Systèmes à non linéarités irrégulières
Systèmes à non linéarités irrégulières
Nous avons poursuivi les travaux concernant les non linéarités irrégulières qui conduisent à des problèmes difficiles : obtenir des modèles bien posés, des méthodes numériques et analytiques adaptées, identifier des modèles à partir d’expériences. Les travaux effectués ont permis de comparer des méthodes numériques fondées sur la théorie des opérateurs maximaux monotones.

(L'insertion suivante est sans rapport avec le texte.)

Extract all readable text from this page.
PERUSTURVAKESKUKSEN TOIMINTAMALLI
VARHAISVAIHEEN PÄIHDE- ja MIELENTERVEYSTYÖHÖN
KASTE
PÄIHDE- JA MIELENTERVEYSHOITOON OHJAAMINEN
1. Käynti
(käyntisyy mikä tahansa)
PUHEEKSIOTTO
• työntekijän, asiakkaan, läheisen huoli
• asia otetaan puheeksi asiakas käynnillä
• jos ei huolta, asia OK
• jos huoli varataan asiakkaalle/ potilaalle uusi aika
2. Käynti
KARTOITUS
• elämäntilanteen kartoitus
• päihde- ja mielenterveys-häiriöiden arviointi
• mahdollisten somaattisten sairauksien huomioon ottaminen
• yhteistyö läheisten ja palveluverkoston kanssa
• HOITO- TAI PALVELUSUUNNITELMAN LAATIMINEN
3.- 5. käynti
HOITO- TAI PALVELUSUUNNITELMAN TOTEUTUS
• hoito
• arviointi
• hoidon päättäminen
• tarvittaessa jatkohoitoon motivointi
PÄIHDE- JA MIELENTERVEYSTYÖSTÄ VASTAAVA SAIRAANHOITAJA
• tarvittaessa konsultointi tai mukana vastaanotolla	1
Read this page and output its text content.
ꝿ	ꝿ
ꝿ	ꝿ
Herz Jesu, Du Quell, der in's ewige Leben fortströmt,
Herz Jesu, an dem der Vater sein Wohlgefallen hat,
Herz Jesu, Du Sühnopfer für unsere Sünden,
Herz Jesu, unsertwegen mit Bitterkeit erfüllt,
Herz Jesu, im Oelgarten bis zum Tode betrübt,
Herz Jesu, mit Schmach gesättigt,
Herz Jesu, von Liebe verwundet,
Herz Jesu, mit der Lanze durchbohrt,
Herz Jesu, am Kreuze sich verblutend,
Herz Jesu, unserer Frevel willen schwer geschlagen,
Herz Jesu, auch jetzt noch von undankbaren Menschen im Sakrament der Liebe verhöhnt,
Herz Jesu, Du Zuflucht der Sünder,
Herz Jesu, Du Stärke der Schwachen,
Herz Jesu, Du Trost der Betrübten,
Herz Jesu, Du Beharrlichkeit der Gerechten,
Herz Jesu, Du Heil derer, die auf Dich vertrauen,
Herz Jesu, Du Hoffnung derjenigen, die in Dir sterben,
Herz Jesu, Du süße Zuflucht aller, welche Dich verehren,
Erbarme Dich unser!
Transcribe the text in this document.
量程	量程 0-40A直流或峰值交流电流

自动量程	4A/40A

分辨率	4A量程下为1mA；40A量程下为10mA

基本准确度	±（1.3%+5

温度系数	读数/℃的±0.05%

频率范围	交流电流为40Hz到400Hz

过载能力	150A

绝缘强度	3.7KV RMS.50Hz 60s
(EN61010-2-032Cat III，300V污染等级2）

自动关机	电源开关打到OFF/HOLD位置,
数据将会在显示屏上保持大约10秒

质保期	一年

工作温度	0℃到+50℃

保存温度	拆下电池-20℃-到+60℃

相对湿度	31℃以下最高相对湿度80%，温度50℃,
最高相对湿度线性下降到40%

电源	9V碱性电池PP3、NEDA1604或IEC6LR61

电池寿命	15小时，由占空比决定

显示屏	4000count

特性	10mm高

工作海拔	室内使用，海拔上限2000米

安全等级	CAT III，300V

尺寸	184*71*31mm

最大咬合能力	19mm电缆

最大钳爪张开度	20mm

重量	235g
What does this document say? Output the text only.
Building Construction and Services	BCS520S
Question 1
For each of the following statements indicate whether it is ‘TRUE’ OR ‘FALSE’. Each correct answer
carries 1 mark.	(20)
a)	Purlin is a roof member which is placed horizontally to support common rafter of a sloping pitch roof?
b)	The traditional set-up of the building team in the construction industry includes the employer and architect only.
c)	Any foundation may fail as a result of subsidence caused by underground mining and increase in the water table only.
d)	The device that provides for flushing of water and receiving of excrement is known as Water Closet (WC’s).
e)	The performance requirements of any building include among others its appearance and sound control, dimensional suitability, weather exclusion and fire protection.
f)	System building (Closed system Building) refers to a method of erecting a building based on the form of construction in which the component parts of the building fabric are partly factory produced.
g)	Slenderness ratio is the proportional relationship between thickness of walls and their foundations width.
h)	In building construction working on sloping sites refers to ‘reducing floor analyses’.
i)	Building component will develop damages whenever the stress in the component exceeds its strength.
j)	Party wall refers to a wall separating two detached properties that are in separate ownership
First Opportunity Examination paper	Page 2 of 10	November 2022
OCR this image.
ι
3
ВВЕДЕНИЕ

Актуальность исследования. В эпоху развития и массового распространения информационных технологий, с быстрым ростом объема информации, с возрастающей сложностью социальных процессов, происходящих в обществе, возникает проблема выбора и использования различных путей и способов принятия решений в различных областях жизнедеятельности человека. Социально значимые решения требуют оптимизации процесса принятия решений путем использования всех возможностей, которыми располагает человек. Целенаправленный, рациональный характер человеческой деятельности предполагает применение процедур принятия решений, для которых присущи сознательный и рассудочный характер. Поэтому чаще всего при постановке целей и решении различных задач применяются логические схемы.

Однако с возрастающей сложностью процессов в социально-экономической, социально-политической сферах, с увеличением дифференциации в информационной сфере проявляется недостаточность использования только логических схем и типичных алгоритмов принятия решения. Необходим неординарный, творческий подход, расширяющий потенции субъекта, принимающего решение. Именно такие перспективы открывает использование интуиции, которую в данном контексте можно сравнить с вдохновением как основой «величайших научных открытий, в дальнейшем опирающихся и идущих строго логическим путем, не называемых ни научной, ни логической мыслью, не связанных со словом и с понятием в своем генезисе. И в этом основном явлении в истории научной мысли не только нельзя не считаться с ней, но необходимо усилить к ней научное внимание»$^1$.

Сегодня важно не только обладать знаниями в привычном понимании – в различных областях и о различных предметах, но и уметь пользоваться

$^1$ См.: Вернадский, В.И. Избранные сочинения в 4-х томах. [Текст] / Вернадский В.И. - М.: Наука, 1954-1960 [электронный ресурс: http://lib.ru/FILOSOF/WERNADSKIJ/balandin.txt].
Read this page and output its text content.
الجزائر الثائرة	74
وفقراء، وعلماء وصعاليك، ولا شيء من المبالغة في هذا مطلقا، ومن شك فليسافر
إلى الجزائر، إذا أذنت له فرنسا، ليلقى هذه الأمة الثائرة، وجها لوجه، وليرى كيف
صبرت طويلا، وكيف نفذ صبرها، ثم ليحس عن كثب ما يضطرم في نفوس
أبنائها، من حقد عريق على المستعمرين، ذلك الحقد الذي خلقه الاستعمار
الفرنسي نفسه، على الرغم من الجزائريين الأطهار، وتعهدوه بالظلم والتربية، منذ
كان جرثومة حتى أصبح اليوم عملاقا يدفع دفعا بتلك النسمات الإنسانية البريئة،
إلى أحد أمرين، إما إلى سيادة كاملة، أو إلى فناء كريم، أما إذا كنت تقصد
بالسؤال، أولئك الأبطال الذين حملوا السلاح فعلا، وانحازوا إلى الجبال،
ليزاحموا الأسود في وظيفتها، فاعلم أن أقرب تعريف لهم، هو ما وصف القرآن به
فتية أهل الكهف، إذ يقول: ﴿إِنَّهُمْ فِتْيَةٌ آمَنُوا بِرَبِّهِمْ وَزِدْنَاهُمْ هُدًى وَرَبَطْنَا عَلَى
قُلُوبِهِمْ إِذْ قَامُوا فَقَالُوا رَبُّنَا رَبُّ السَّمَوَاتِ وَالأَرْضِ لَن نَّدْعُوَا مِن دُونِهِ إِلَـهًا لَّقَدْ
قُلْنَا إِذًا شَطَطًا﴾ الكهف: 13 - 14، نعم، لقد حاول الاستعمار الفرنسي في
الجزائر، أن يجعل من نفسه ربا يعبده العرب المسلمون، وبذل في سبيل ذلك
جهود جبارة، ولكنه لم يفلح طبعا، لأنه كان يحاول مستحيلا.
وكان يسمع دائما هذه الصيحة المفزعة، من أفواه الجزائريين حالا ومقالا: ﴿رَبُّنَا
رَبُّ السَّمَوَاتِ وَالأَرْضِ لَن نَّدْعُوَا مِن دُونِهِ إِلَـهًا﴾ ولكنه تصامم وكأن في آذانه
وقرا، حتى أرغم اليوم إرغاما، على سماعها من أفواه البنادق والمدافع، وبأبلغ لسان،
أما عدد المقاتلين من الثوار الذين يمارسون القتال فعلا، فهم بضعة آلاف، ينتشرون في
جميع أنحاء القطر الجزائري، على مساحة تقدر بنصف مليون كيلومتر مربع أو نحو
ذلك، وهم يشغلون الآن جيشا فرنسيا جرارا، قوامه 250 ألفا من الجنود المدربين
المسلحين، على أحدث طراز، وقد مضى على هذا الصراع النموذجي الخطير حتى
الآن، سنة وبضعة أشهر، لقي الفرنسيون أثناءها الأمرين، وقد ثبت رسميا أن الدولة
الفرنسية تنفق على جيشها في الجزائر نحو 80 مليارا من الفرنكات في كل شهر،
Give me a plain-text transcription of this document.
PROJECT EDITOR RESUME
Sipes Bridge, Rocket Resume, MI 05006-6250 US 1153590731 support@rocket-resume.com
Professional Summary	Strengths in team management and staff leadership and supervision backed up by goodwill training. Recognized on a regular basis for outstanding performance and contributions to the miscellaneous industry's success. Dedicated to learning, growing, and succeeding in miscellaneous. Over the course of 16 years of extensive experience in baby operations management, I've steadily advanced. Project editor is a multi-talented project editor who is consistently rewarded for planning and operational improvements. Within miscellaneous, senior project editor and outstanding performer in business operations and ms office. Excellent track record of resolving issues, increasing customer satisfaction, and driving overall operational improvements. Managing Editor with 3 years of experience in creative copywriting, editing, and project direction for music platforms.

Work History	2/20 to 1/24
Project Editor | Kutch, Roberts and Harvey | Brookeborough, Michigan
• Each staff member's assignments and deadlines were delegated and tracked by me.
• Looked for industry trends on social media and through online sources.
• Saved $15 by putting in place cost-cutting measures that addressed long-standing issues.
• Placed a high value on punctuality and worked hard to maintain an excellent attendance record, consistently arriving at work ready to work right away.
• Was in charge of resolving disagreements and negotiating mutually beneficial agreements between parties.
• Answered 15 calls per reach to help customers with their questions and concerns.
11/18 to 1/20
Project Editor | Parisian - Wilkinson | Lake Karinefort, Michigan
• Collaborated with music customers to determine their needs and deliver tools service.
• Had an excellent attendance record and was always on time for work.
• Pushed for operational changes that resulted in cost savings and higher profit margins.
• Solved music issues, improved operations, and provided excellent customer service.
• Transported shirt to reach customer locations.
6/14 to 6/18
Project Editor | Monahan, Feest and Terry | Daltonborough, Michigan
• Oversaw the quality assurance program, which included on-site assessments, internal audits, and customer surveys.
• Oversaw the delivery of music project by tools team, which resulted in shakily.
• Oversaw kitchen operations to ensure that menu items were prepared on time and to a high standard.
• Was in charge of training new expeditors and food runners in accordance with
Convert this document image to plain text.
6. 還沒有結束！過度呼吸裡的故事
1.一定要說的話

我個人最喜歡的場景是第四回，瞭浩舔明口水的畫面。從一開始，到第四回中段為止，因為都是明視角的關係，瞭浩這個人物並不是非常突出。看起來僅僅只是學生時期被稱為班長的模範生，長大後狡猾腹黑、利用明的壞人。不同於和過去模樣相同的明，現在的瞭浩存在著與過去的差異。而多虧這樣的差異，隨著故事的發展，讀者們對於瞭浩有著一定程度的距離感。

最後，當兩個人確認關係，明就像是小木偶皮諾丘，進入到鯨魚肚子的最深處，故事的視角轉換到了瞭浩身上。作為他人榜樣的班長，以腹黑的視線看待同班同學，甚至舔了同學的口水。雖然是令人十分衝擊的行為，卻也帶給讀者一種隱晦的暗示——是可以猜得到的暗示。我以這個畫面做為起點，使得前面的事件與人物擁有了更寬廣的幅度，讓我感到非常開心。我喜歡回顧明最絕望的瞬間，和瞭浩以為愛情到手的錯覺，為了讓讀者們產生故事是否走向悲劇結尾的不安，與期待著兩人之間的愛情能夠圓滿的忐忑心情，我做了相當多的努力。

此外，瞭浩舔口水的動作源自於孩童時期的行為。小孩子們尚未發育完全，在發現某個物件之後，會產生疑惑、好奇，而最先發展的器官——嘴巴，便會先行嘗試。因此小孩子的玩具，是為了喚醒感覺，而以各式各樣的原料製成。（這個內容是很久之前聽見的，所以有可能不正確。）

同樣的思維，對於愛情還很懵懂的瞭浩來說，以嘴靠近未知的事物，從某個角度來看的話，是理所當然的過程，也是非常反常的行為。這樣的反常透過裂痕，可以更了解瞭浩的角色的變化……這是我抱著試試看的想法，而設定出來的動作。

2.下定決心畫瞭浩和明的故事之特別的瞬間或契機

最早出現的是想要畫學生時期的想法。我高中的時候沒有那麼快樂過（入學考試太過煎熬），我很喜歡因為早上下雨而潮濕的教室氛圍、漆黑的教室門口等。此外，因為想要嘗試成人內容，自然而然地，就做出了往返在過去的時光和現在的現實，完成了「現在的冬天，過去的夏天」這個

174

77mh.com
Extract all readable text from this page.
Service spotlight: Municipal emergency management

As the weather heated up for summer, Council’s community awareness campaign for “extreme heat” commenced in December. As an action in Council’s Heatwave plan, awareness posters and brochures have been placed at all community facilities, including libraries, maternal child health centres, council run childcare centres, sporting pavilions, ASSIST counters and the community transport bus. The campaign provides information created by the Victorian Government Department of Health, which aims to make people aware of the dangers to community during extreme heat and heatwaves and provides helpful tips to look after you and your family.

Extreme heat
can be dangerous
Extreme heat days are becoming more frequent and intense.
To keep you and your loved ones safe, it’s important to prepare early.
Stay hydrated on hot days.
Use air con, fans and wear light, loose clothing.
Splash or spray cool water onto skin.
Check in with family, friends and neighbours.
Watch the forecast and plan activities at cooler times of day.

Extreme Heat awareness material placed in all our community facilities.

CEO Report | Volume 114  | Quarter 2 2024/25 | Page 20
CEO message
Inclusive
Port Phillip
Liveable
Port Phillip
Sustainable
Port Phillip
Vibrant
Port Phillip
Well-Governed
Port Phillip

L’étude de systèmes discrets avec rhéologie de type élastoplastique (modèles discrets ou continus) fait l’objet d’une collaboration suivie avec le MAPLY (UCB Lyon I) et l’UTBM. Les résultats théoriques (existence, unicité) et les méthodes numériques spécifiques (résultat de convergence et ordre de convergence) établis dans le cadre déterministe ont été étendus dans un cadre stochastique (thèse de F. Bernardin).
L’étude de systèmes incluant des termes de friction ou de plasticité (opérateur maximaux monotones) et des termes différés (retard) a été poursuivie avec J. Bastien. L’identification de modèles élastoplastiques à partir de cycle d’hystérésis dans un cadre déterministe et stochastique a été étendue au cas où les termes réguliers comportent des non linéarités polynomiales.
Des perfectionnements ont été apportés dans des méthodes numériques permettant l’investigation de bifurcation, l’analyse de stabilité et la quantification du chaos pour des systèmes avec non linéarités irrégulières (travaux avec J. Awrejcewicz et la T.U. Lodz, soutenus par une bourse OTAN, 2005).
Un indicateur pour améliorer la fiabilité des calculs pour les systèmes à non linéarités irrégulières a été proposé (thèse en cours de F. Schmidt).
La résolution numérique d’une équation de Fokker Planck pour des systèmes à non linéarités de type graphe du signe régularisé à 1 degré de liberté a conduit à l’obtention de la densité de probabilité et une comparaison probante avec le support de la densité, le comportement déterministe (thèse de F. Schmidt).
La thèse de Mounia Nadji en collaboration avec le LCPC et le LRPC de Lyon a permis la comparaison de modèles de contacts pneumatique/chaussée et le remplacement de modèles sophistiqués par une simple modélisation de Coulomb. L’étude de la dynamique du véhicule avec cette non linéarité irrégulière a été validée par comparaison avec un logiciel de référence (Prosper Callas). Elle a débouché sur une méthode d’étude de l’influence de la géométrie de la route sur un parcours où l’on introduit le parcours conducteur, on calcule les efforts de contact et où le test de leur saturation permet de tester l’adéquation de cette géométrie avec la circulation visée.
Ces problématiques se sont inscrites dans le projet européen SICONOS piloté par B. Brogliato (Inria Grenoble).
Un mini-symposium a été co-organisé (Computational Methods for Non-Smooth Systems) avec R. Leine (ETH Zurich) à la conférence ENOC 2005.